Les mêmes droits en télétravail qu'à l'entreprise

Comment la justice a-t-elle motivé sa décision ? Dans ce type d'affaire, "les juges font le parallèle avec une situation identique qui surviendrait dans l'entreprise", explique l'avocate Diane Buisson. "Quand un employé se casse la margoulette à la cantine, devant la machine à café, à la pause cigarette, dans le vestiaire, au parking, et même pendant ses trajets, avant ou après sa prise de poste, la jurisprudence considère toujours que c'est un accident du travail".

Le télétravailleur a les mêmes droits que le salarié qui exécute son travail dans l'entreprise stipule le Code du travail. Quant à la pause déjeuner, qui constitue une interruption courte, elle est assimilée à du temps de travail.

Une preuve en béton : l'heure de la déconnexion


Dans la deuxième affaire, la salariée en télétravail n'a pas eu de gain de cause. Elle a installé son bureau au sous-sol. À 16h01, fin de la journée, elle se déconnecte de son ordinateur. À 16h02, elle remonte son escalier, tombe, se fracture le coude et passe plusieurs jours à l'hôpital.

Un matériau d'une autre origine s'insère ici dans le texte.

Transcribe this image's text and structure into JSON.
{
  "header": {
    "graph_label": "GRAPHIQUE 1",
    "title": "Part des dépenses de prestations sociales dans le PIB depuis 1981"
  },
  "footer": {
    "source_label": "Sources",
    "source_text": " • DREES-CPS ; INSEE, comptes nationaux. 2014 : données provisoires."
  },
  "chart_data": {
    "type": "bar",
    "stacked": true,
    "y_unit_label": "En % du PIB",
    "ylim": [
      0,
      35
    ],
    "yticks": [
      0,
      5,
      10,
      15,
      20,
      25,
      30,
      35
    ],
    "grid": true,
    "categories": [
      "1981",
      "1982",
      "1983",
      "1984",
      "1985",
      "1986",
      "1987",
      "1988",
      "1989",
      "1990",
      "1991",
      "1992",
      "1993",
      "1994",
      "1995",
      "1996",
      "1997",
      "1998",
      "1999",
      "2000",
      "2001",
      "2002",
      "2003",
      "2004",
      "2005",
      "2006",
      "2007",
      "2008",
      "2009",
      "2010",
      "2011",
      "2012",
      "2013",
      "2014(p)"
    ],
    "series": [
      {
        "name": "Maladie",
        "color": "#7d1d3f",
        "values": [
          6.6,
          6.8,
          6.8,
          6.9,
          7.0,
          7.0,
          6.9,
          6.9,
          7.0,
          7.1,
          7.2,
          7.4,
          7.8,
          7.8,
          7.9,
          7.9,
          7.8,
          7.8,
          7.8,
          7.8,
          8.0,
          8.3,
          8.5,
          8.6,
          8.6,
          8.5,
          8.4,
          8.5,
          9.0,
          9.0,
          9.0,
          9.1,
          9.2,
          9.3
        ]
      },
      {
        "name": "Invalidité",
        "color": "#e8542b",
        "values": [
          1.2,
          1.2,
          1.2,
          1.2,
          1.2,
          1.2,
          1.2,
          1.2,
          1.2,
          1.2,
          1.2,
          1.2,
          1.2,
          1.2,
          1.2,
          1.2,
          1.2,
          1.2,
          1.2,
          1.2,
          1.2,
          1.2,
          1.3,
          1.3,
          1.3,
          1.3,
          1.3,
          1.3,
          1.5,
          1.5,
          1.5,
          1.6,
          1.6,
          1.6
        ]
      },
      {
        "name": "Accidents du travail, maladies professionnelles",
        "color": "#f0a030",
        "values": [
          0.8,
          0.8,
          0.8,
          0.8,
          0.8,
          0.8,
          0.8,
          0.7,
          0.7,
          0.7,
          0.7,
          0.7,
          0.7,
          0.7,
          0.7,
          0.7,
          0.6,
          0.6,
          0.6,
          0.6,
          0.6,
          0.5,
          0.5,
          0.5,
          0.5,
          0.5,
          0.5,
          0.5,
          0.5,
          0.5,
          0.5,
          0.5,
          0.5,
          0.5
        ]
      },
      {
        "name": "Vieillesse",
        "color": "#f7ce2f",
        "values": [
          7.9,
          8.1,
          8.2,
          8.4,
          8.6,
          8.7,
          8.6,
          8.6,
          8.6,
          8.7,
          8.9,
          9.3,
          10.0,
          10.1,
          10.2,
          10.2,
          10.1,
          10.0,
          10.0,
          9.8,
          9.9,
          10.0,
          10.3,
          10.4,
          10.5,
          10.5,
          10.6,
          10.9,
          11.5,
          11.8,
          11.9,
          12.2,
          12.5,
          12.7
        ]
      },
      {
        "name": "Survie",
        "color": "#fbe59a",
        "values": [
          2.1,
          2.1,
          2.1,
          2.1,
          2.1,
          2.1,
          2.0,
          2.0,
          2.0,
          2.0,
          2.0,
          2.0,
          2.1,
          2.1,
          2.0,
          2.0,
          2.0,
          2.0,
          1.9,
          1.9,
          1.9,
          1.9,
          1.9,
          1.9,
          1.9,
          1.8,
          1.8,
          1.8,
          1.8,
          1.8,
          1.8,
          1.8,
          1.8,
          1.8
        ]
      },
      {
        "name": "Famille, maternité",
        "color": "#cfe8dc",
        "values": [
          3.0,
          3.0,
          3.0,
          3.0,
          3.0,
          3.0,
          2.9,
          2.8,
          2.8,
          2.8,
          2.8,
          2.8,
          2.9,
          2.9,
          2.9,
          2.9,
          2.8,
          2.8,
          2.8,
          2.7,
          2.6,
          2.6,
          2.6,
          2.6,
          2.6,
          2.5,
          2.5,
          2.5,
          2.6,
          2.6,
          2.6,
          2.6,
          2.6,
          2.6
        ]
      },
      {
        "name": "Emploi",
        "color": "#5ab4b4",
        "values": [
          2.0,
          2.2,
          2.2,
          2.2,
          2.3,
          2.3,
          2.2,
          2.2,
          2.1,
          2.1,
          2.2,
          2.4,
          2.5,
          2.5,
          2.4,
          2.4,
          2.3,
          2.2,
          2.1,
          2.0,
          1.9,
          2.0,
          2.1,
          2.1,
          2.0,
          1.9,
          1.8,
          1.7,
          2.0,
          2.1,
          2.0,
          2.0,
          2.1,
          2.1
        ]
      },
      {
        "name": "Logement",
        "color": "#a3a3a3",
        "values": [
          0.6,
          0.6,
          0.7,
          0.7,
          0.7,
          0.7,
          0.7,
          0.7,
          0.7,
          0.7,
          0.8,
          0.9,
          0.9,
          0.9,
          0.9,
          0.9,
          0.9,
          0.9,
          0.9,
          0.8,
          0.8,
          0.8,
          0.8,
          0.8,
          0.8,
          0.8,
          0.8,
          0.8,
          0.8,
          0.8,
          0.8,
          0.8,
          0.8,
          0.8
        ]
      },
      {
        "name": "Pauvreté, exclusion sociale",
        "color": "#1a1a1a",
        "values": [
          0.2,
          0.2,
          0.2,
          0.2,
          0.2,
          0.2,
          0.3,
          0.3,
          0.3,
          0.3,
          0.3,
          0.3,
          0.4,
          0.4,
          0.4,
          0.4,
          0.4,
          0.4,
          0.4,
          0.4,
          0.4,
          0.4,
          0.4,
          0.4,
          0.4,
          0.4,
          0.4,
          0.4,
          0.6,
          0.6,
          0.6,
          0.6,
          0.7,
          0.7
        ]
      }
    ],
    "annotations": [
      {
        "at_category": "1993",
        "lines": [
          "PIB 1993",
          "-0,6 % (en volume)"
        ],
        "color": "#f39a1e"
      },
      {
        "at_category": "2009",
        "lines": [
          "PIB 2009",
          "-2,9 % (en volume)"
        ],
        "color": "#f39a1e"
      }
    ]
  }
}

La Caisse primaire d'assurance conteste là aussi, affirmant qu'il ne s'agit pas d'un accident de travail. Et cette fois, elle a obtenu gain de cause. La même cour d'appel d'Amiens a estimé que la salariée n'était plus sous la subordination de son employeur, puisqu'elle avait terminé sa journée une minute avant. Avec une preuve béton : l'heure de sa déconnexion.


Tiens, question : est-ce que la chute dans l'escalier aurait pu être considérée comme un accident de trajet. "Non, répond l'avocate Diane Buisson, car l'accident de trajet doit avoir lieu entre l'entreprise et le lieu de travail". Dans le cas présent, la salariée était déjà à domicile.